Novel Crown Ether Amino Acids as Fluorescent Reporters for Metal Ions

Unnatural amino acids with enhanced properties, such as increased complexing ability and luminescence, are considered to be highly attractive building blocks for bioinspired frameworks, such as probes for biomolecule dynamics, sensitive fluorescent chemosensors, and peptides for molecular imaging, among others. Therefore, a novel series of highly emissive heterocyclic alanines bearing a benzo[d]oxazolyl unit functionalized with different heterocyclic pi-spacers and (aza)crown ether moieties was synthesized. The new compounds were completely characterized using the usual spectroscopic techniques and evaluated as fluorimetric chemosensors in acetonitrile and aqueous mixtures in the presence of various alkaline, alkaline-earth, and transition metal ions.
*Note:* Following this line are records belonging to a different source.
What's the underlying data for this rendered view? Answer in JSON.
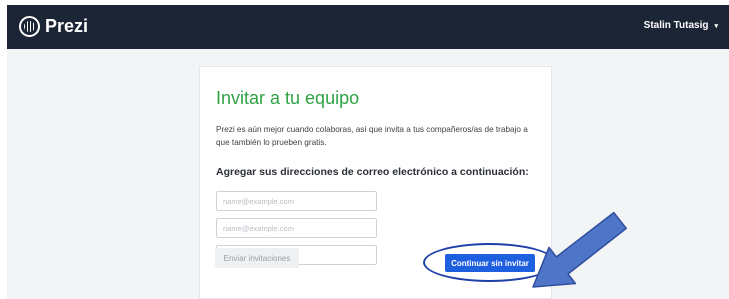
{
  "header": {
    "logo_text": "Prezi",
    "user_name": "Stalin Tutasig",
    "caret": "▾"
  },
  "card": {
    "title": "Invitar a tu equipo",
    "description": "Prezi es aún mejor cuando colaboras, así que invita a tus compañeros/as de trabajo a que también lo prueben gratis.",
    "subtitle": "Agregar sus direcciones de correo electrónico a continuación:",
    "email_inputs": [
      {
        "placeholder": "name@example.com",
        "value": ""
      },
      {
        "placeholder": "name@example.com",
        "value": ""
      },
      {
        "placeholder": "name@example.com",
        "value": ""
      }
    ],
    "send_button_label": "Enviar invitaciones",
    "continue_button_label": "Continuar sin invitar"
  },
  "annotation": {
    "arrow_color": "#4f75c9",
    "ellipse_color": "#1f3fa8"
  },
  "colors": {
    "topbar": "#1c2536",
    "title_green": "#2fa344",
    "primary_blue": "#1e5fe0",
    "background": "#f3f4f6"
  }
}
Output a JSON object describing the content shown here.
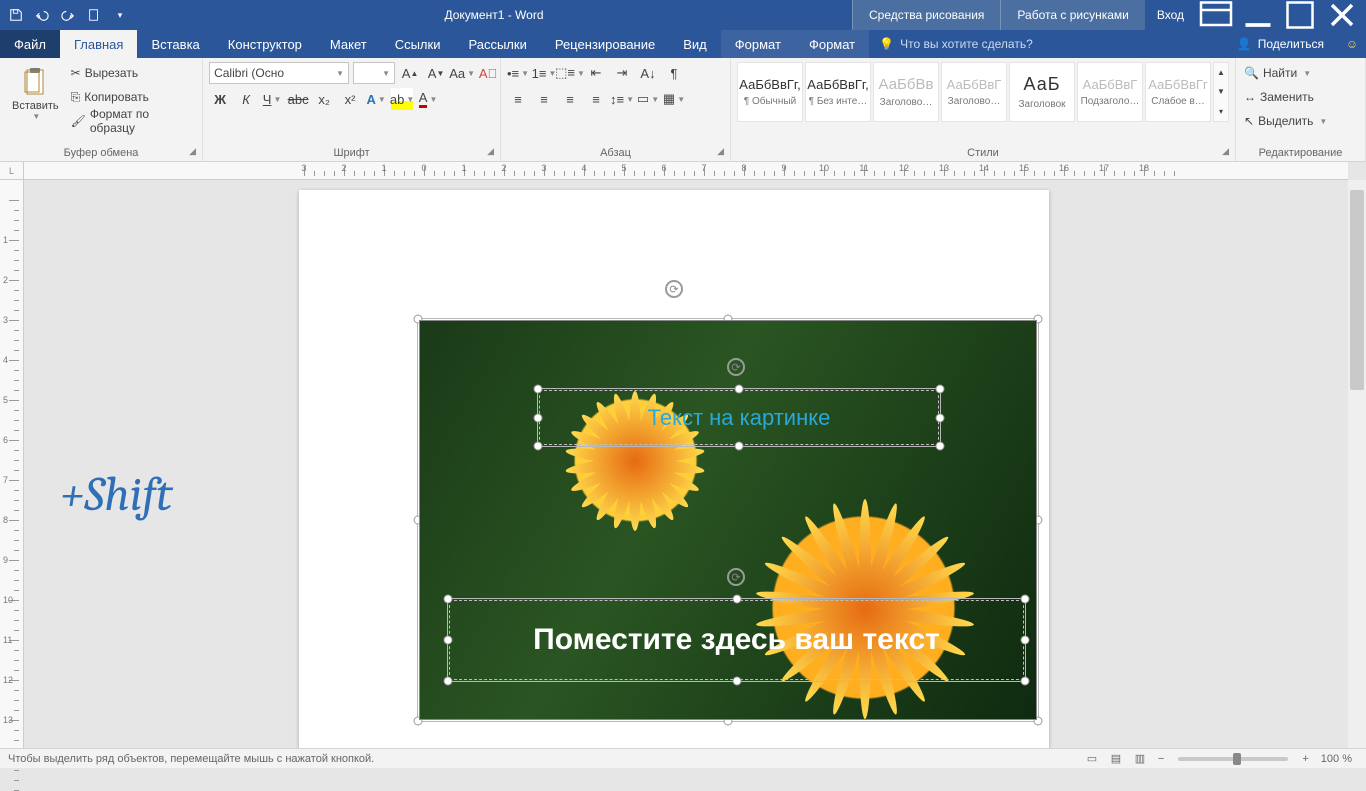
{
  "titlebar": {
    "doc_title": "Документ1 - Word",
    "ctx1": "Средства рисования",
    "ctx2": "Работа с рисунками",
    "login": "Вход"
  },
  "tabs": {
    "file": "Файл",
    "home": "Главная",
    "insert": "Вставка",
    "design": "Конструктор",
    "layout": "Макет",
    "refs": "Ссылки",
    "mail": "Рассылки",
    "review": "Рецензирование",
    "view": "Вид",
    "format1": "Формат",
    "format2": "Формат",
    "tellme_placeholder": "Что вы хотите сделать?",
    "share": "Поделиться"
  },
  "ribbon": {
    "clipboard": {
      "title": "Буфер обмена",
      "paste": "Вставить",
      "cut": "Вырезать",
      "copy": "Копировать",
      "fmtpainter": "Формат по образцу"
    },
    "font": {
      "title": "Шрифт",
      "name": "Calibri (Осно",
      "size": ""
    },
    "paragraph": {
      "title": "Абзац"
    },
    "styles": {
      "title": "Стили",
      "items": [
        {
          "sample": "АаБбВвГг,",
          "label": "¶ Обычный"
        },
        {
          "sample": "АаБбВвГг,",
          "label": "¶ Без инте…"
        },
        {
          "sample": "АаБбВв",
          "label": "Заголово…"
        },
        {
          "sample": "АаБбВвГ",
          "label": "Заголово…"
        },
        {
          "sample": "АаБ",
          "label": "Заголовок"
        },
        {
          "sample": "АаБбВвГ",
          "label": "Подзаголо…"
        },
        {
          "sample": "АаБбВвГг",
          "label": "Слабое в…"
        }
      ]
    },
    "editing": {
      "title": "Редактирование",
      "find": "Найти",
      "replace": "Заменить",
      "select": "Выделить"
    }
  },
  "ruler": {
    "corner": "L"
  },
  "overlay": {
    "shift": "+Shift"
  },
  "canvas": {
    "textbox_small": "Текст на картинке",
    "textbox_big": "Поместите здесь ваш текст"
  },
  "status": {
    "msg": "Чтобы выделить ряд объектов, перемещайте мышь с нажатой кнопкой.",
    "zoom": "100 %"
  }
}
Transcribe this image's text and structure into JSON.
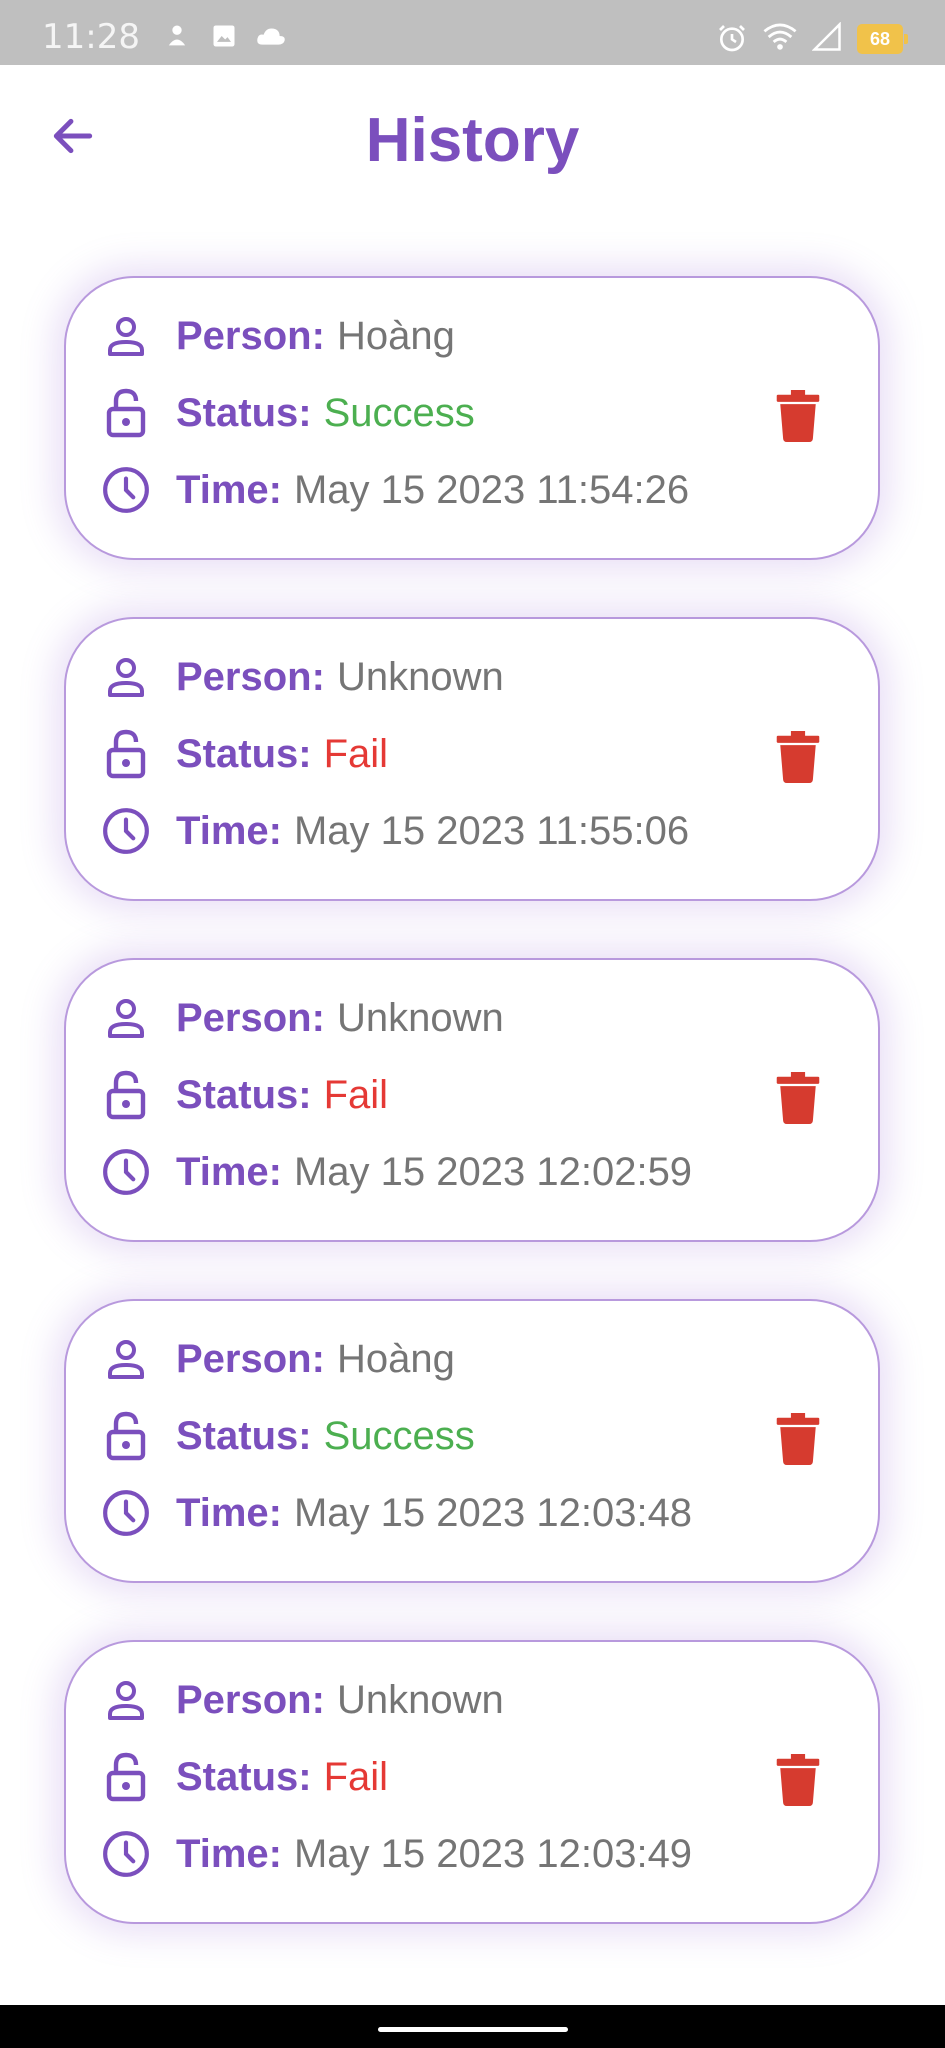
{
  "status_bar": {
    "time": "11:28",
    "battery": "68",
    "icons": [
      "notification-icon",
      "gallery-icon",
      "cloud-icon",
      "alarm-icon",
      "wifi-icon",
      "signal-icon",
      "battery-icon"
    ]
  },
  "app_bar": {
    "title": "History",
    "back_icon": "arrow-left-icon"
  },
  "labels": {
    "person": "Person:",
    "status": "Status:",
    "time": "Time:"
  },
  "colors": {
    "accent": "#7b4fbd",
    "success": "#4caf50",
    "fail": "#e53935",
    "delete": "#d63b2f"
  },
  "history": [
    {
      "person": "Hoàng",
      "status": "Success",
      "time": "May 15 2023 11:54:26"
    },
    {
      "person": "Unknown",
      "status": "Fail",
      "time": "May 15 2023 11:55:06"
    },
    {
      "person": "Unknown",
      "status": "Fail",
      "time": "May 15 2023 12:02:59"
    },
    {
      "person": "Hoàng",
      "status": "Success",
      "time": "May 15 2023 12:03:48"
    },
    {
      "person": "Unknown",
      "status": "Fail",
      "time": "May 15 2023 12:03:49"
    }
  ]
}
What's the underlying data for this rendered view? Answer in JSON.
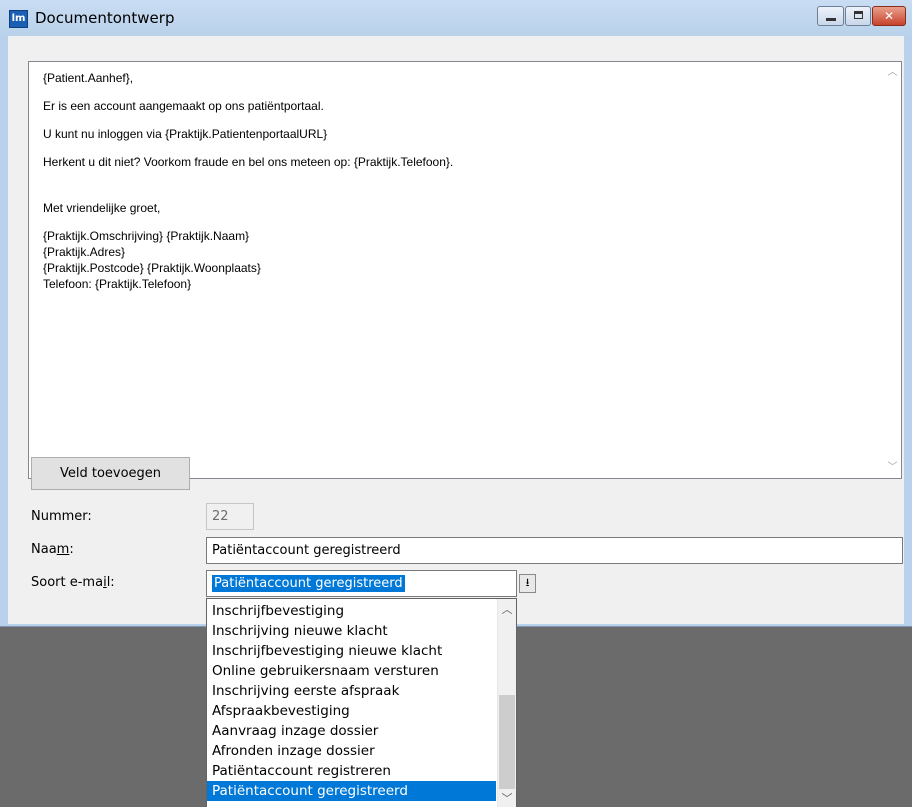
{
  "window": {
    "title": "Documentontwerp",
    "app_icon_text": "lm"
  },
  "editor": {
    "lines": [
      "{Patient.Aanhef},",
      "Er is een account aangemaakt op ons patiëntportaal.",
      "U kunt nu inloggen via {Praktijk.PatientenportaalURL}",
      "Herkent u dit niet? Voorkom fraude en bel ons meteen op: {Praktijk.Telefoon}.",
      "Met vriendelijke groet,",
      "{Praktijk.Omschrijving} {Praktijk.Naam}",
      "{Praktijk.Adres}",
      "{Praktijk.Postcode} {Praktijk.Woonplaats}",
      "Telefoon: {Praktijk.Telefoon}"
    ]
  },
  "buttons": {
    "add_field": "Veld toevoegen"
  },
  "form": {
    "number_label": "Nummer:",
    "number_value": "22",
    "name_label_pre": "Naa",
    "name_label_key": "m",
    "name_label_post": ":",
    "name_value": "Patiëntaccount geregistreerd",
    "type_label_pre": "Soort e-ma",
    "type_label_key": "i",
    "type_label_post": "l:",
    "type_value": "Patiëntaccount geregistreerd"
  },
  "dropdown": {
    "options": [
      "Inschrijfbevestiging",
      "Inschrijving nieuwe klacht",
      "Inschrijfbevestiging nieuwe klacht",
      "Online gebruikersnaam versturen",
      "Inschrijving eerste afspraak",
      "Afspraakbevestiging",
      "Aanvraag inzage dossier",
      "Afronden inzage dossier",
      "Patiëntaccount registreren",
      "Patiëntaccount geregistreerd"
    ],
    "selected_index": 9
  },
  "colors": {
    "selection": "#0078d7",
    "titlebar": "#b9d1ea",
    "desktop": "#6b6b6b"
  },
  "icons": {
    "app": "app-logo-icon",
    "minimize": "minimize-icon",
    "maximize": "maximize-icon",
    "close": "close-icon",
    "combo": "dropdown-arrow-icon"
  }
}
The different crown ether binding moieties as well as the electronic nature of the pi-bridge allowed for fine tuning of the sensory properties of these unnatural amino acids towards Pd2+ and Fe3+, as seen by spectrofluorimetric titrations.

Automated summary

A series of highly emissive heterocyclic alanines bearing a benzo[d]oxazolyl unit functionalized with different heterocyclic pi-spacers and (aza)crown ether moieties were synthesized. These compounds were characterized and evaluated as fluorimetric chemosensors. The sensory properties of these unnatural amino acids towards Pd2+ and Fe3+ were fine-tuned by the different crown ether binding moieties and the electronic nature of the pi-bridge, as observed by spectrofluorimetric titrations.